About five years ago I had an excellent meal in a Blackrock restaurant called Dali's'. Since then it's changed hands and changed chefs, but the word on the grapevine had it that it still served good food, so this week I went along to see if high standards were still to be found. My guest this week was Mary Finnegan, the journalist and CBS producer.
It's a nicely furnished dining room with soft chairs and benches, booths and tables that are big enough to be comfortable at. Despite its name there's nothing either Catalan or surreal about it, it has neutral colours and an easy air.
We got the menus and the first thing that I noticed was that the starters, except for the soup, were all over 10: two 12, two 13 and four 14. You know at once you're in a higher than average price range, so expectations are raised. There were tempting dishes listed; crab spring rolls with seared tuna, a char-grilled cannon of lamb, a ham hock terrine, seared scallops, guacamole, sea trout with samphire and Dublin Bay scampi. Main courses run from 25 to just under 30 and include a rack of lamb, crispy duck confit, roast monkfish, a veal chop, char-grilled tuna, fillet of beef, vegetarian spring rolls and a supreme of free-range chicken.
The menu read very well and the choice of accompaniments for each dish was carefully chosen. Difficult to find samphire was paired with sea-trout, a caper Hollandaise with the lamb cannon, spiced cauliflower purée with the scallops, to name a few. I thought the combinations were inventive and thoughtful and I was looking forward to seeing if the reality of the eating matched up with ideas. Mary chose the scallops to start and followed with the free-range chicken supreme, while I picked the ham hock terrine to start and the tuna for my main course. The wine list is serviceable enough though not long. I did feel later on after discovering how good the food was, that the wine list could be improved to match the quality of the food. The mark-up is somewhat above the average and from it I chose the Albariño from Galicia, a crisp and aromatic white listed at 36.

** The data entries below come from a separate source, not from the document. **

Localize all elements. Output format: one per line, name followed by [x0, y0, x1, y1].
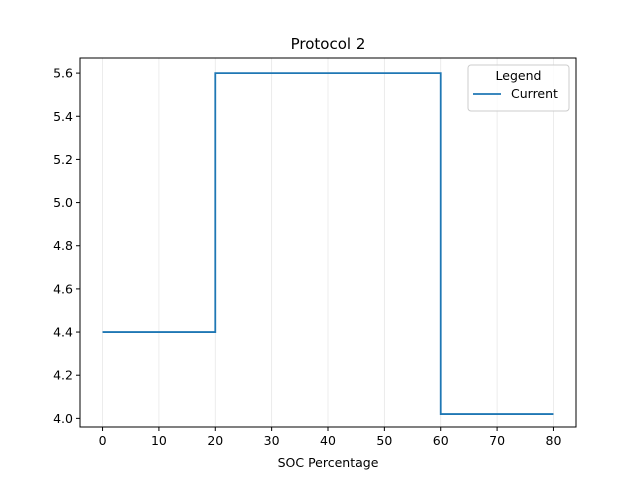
y-tick-label: 4.0 — [53, 411, 73, 426]
x-tick-label: 80 — [546, 433, 562, 448]
legend-title: Legend — [496, 68, 542, 83]
y-tick-label: 4.2 — [53, 368, 73, 383]
x-tick-label: 70 — [489, 433, 505, 448]
legend-items: Current — [473, 86, 558, 101]
y-tick-label: 5.2 — [53, 152, 73, 167]
x-axis-label: SOC Percentage — [278, 455, 379, 470]
x-tick-label: 10 — [151, 433, 167, 448]
x-axis: 0 10 20 30 40 50 60 70 80 — [99, 427, 562, 448]
legend-box — [467, 64, 570, 112]
y-tick-label: 4.8 — [53, 238, 73, 253]
x-tick-label: 0 — [99, 433, 107, 448]
y-tick-label: 4.4 — [53, 325, 73, 340]
y-tick-label: 5.4 — [53, 109, 73, 124]
y-tick-label: 5.6 — [53, 66, 73, 81]
x-tick-label: 20 — [207, 433, 223, 448]
chart-title: Protocol 2 — [291, 35, 366, 53]
series-layer — [102, 72, 554, 415]
y-tick-label: 5.0 — [53, 195, 73, 210]
legend: Legend Current — [467, 64, 570, 112]
y-axis: 4.0 4.2 4.4 4.6 4.8 5.0 5.2 5.4 5.6 — [53, 66, 80, 426]
x-tick-label: 60 — [433, 433, 449, 448]
x-tick-label: 40 — [320, 433, 336, 448]
x-tick-label: 30 — [264, 433, 280, 448]
y-tick-label: 4.6 — [53, 281, 73, 296]
x-tick-label: 50 — [376, 433, 392, 448]
series-line — [102, 72, 554, 415]
legend-label: Current — [511, 86, 558, 101]
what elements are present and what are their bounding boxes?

The starters arrived and they were excellent; Mary's scallops were big, perfectly cooked and surrounded with a spiced cauliflower purée and a ratatouille of lemongrass and coconut. It was an unusual mix of flavours but it worked well. My ham hock terrine was equally daintily presented, surrounded by a green olive tapinade and a shallot vinaigrette. The small, slippery thing on top turned out to be a poached quail's egg, more than a little overcooked.
Our main courses were up to the same high standard as the starters; Mary was completely delighted with her supreme of chicken, although by this time her appetite was wilting. I had no trouble with the tuna before me - cooked just as described seared on the outside and raw in the middle. Good quality tuna, like fillet of beef, can be eaten and enjoyed raw, as any aficionado of sushi will tell you. Actually I'm convinced that the more it's cooked the less edible it becomes as the texture starts to turn to cotton wool, my only caveat being that it should always be premium grade tuna. A beetroot purée and an orange piperonata surrounded it and on top there were calamari rings and deep-fried aubergine slices, which were cooked to perfection.
Despite the temptation of a fine cheese menu and dessert menu that offered a fine array of puddings, we picked just one to share between us, the white chocolate and blueberry blondies with vanilla bean ice-cream. It made a tasty dessert, but the ice-cream was granular and rather took away from the dish. A pretty good espresso for me finished our meal, which was well above the average in skill and presentation. The bill came to 131.50 and did not include a service charge.